For the few people that don’t know, delivery-dining is a tech x food concept which utilizes online platforms to allow consumers to order food and beverage from their favorite restaurant, and have a courier deliver their order to their home, office, local park, or pretty much any location within a specified radius. Basically it’s traditional takeaway 2.0 with advanced usability and a city’s worth of restaurant and bars to choose from.
The market leaders in the UK are currently Just Eat, Deliveroo, UberEATS and Hungry House who all partner with independent and chain restaurants up and down the country to distribute their food within the local area via bicycle, motorbike, taxi, food runners etc.
Growth in the delivery-dining scene is incredible; the sector itself is worth around £3.5bn and grew 10 times faster than the eating out sector in 2016 – within this period Deliveroo reported an increase in orders of 650% whilst Just Eat experienced a 46% rise in worldwide sales within the first three months of 2017.
I’ve been talking about the power of convenience a lot recently and I think delivery-dining showcases it perfectly. Something that started off as a ‘trend’ or was seen as ‘a bit fancy’, being able to get Gaucho delivered to your apartment, has now converted to an everyday norm due to its convenience. The platforms are really simple to use and you can order whenever and wherever you like to fit your mealtimes around your schedule – something I talked about a few weeks ago in my Lunchscape blog.
The consumer cost of delivery-dining is interesting as there’s usually no discount, so you’re paying the same amount to eat in your apartment as you would to experience the service and atmosphere of a restaurant – this certainly doesn’t seem to of deterred anyone, with the majority of sales growth happening Monday – Wednesday, suggesting people are taking advantage of convenient delivery options through the week and more sociable dining at weekends.
On the restaurant operators side there are various advantages and disadvantages to delivery-dining, although I believe as we are still in the early stages of the food x tech evolution the disadvantages won’t be around for long. Like with any new concept that emerges there’s always a period of time needed to perfect how it works and best practices.
The main advantage for operators is they are able to extend their dining room capacity without the need for and structural changes or hefty refurbishment costs, they also benefit from the marketing capabilities of the service provider. Just being on a list of restaurants where consumers are constantly searching for meals provides brand awareness and potential sales, whilst taking advantage of the service provider’s marketing database and events helps showcase the brand across a national platform.

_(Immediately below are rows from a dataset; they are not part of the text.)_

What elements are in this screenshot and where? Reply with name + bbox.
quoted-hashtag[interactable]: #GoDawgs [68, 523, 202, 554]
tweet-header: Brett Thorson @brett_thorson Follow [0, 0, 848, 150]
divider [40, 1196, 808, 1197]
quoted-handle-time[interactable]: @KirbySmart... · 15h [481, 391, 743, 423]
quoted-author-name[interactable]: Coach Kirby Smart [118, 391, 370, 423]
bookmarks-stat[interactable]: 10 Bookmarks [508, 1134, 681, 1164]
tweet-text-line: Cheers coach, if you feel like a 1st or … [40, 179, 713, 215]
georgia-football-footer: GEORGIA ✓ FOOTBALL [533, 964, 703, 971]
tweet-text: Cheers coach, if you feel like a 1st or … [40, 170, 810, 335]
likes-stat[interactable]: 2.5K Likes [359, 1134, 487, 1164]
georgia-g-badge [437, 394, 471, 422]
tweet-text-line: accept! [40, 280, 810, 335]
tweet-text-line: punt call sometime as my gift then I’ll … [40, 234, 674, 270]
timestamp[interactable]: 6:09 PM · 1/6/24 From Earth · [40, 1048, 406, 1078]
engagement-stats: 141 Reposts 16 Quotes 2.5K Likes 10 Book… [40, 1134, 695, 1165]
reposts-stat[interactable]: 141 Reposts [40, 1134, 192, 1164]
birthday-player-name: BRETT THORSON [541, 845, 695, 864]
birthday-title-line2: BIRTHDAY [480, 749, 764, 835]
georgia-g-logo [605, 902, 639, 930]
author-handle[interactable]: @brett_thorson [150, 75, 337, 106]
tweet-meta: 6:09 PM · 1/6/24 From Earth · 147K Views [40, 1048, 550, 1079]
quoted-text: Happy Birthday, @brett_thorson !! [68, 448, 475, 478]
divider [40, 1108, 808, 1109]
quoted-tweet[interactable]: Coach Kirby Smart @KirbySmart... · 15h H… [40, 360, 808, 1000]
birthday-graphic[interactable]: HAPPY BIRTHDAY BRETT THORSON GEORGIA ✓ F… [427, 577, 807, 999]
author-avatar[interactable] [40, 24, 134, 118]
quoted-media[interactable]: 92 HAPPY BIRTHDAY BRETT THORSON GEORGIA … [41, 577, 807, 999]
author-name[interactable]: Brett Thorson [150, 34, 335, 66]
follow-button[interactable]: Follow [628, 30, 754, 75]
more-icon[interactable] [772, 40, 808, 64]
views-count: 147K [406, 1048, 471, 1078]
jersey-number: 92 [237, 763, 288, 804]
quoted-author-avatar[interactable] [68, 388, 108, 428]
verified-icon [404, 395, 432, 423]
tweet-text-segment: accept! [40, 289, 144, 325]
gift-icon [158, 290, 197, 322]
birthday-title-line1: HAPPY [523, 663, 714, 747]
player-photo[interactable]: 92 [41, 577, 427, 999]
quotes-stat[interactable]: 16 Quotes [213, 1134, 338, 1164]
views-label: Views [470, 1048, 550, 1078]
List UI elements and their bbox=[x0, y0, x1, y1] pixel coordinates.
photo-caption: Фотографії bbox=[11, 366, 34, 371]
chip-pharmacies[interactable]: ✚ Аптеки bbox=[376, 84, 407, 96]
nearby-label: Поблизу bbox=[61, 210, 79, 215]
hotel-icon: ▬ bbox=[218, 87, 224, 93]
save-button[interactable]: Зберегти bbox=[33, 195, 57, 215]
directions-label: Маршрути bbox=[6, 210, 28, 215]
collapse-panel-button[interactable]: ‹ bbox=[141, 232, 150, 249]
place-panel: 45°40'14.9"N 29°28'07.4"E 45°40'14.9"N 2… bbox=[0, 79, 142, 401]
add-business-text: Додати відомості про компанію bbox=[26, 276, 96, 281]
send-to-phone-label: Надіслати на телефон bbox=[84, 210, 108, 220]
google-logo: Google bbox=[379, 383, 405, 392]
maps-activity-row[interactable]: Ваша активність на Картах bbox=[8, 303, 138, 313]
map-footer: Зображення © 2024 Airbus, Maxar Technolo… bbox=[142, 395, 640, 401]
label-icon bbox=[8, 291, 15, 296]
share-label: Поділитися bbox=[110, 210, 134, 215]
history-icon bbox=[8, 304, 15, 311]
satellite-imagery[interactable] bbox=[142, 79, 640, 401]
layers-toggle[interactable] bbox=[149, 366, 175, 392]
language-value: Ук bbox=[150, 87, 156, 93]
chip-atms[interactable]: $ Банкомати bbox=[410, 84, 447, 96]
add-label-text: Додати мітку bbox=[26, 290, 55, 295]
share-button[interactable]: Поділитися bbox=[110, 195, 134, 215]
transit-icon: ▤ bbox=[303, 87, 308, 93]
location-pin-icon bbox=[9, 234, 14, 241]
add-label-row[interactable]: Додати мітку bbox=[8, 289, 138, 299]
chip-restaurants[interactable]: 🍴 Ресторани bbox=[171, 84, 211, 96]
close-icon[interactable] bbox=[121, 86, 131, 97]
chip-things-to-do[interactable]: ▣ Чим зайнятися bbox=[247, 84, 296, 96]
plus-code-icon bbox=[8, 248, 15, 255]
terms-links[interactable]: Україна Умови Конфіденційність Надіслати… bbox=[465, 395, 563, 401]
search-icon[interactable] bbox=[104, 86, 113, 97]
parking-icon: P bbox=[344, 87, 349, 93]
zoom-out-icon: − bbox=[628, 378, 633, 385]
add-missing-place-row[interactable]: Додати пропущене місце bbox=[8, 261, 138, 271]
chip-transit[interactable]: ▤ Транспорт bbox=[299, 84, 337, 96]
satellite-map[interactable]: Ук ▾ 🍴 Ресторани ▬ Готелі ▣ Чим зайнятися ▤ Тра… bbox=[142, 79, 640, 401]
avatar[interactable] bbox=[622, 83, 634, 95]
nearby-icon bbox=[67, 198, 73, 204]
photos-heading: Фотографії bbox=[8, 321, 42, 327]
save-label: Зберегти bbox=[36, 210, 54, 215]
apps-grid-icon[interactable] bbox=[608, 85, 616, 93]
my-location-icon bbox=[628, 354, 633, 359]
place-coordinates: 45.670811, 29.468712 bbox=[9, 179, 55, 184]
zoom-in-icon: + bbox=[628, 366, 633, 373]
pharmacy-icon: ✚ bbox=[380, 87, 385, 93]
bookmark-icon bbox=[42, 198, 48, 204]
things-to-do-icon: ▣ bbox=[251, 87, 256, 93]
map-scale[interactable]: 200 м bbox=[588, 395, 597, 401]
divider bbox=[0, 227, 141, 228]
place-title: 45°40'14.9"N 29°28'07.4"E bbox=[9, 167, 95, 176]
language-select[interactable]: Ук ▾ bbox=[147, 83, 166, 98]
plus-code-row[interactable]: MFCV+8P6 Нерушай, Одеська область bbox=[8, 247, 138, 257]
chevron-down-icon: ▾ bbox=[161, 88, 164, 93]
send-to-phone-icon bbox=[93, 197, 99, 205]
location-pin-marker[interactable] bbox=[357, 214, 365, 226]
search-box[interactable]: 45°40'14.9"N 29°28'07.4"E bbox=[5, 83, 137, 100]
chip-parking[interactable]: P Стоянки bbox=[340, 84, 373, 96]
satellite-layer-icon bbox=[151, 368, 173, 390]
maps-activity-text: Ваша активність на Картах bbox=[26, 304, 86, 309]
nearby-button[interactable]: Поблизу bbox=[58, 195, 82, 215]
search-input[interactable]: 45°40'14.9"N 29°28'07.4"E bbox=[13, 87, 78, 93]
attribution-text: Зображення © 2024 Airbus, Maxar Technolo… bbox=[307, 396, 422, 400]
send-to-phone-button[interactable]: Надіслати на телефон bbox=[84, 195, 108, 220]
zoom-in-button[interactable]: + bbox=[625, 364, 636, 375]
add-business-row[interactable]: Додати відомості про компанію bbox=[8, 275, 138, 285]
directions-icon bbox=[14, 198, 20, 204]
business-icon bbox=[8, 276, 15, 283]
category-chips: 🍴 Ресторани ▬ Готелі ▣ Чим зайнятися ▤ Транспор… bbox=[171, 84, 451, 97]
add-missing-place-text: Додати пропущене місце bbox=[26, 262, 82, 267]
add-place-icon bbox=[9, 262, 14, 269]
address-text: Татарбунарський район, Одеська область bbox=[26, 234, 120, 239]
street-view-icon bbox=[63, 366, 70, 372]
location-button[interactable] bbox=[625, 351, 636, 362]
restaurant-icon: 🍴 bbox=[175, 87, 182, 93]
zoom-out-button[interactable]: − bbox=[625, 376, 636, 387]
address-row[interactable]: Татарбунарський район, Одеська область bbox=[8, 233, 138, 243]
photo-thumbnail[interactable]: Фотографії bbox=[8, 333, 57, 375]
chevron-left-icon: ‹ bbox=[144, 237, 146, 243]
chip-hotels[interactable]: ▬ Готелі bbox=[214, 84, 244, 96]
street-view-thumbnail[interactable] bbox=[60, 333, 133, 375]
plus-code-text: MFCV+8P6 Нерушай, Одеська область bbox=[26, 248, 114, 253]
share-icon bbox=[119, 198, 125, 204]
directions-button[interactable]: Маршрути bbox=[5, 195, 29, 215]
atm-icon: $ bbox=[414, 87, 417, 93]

There’s a really obvious disadvantage of delivery-dining which is the delivery itself – how do you get restaurant-style hot food to the end user and maintain its quality throughout the journey. The issues are simple; the order is going to get shook up and look mess, hot food in containers sweats reducing quality, and of course hot food goes cold quickly. These are the main reasons why operators either don’t want to sign up or quit delivery-dining because the damage to their brand isn’t worth the extra revenue it provides.
Like I said, these problems wont be around for long. It’s mainly a product design and packaging issue and as the industry advances so will the technologies and procedures surrounding it, in a similar way to how the industry adapted to camera phones and Instagram. As people started taking more pictures of their food and posting them online restaurants soon learnt to design and develop dishes that were ‘Instagramable’ to please guests and take advantage of the marketing opportunity – the same will happen with delivery-dining. One area I’m interested to see develop in the restaurant x delivery space is Fine Dining, so far they haven’t been able to take advantage of any delivery options due to the highbrow concept of full service and dedicated tasting courses etc. but I’m sure it will happen soon enough.
We’ve already seen the online retail and delivery boom, with same day delivery, delivery times allocated within a hour window, concierge taking packages and now temperature controlled facilities for food delivery whilst you’re out and about, so delivery-dining seems like a natural next step. It’s a really exciting sector to follow with endless possibilities; operators are now able to share delivery networks to enhance their consumer service, Amazon’s buyout of Whole Foods in the US is surely one to watch, and with the development of food pods, drones, and driverless cars I’m sure there’ll be another shake up in due course.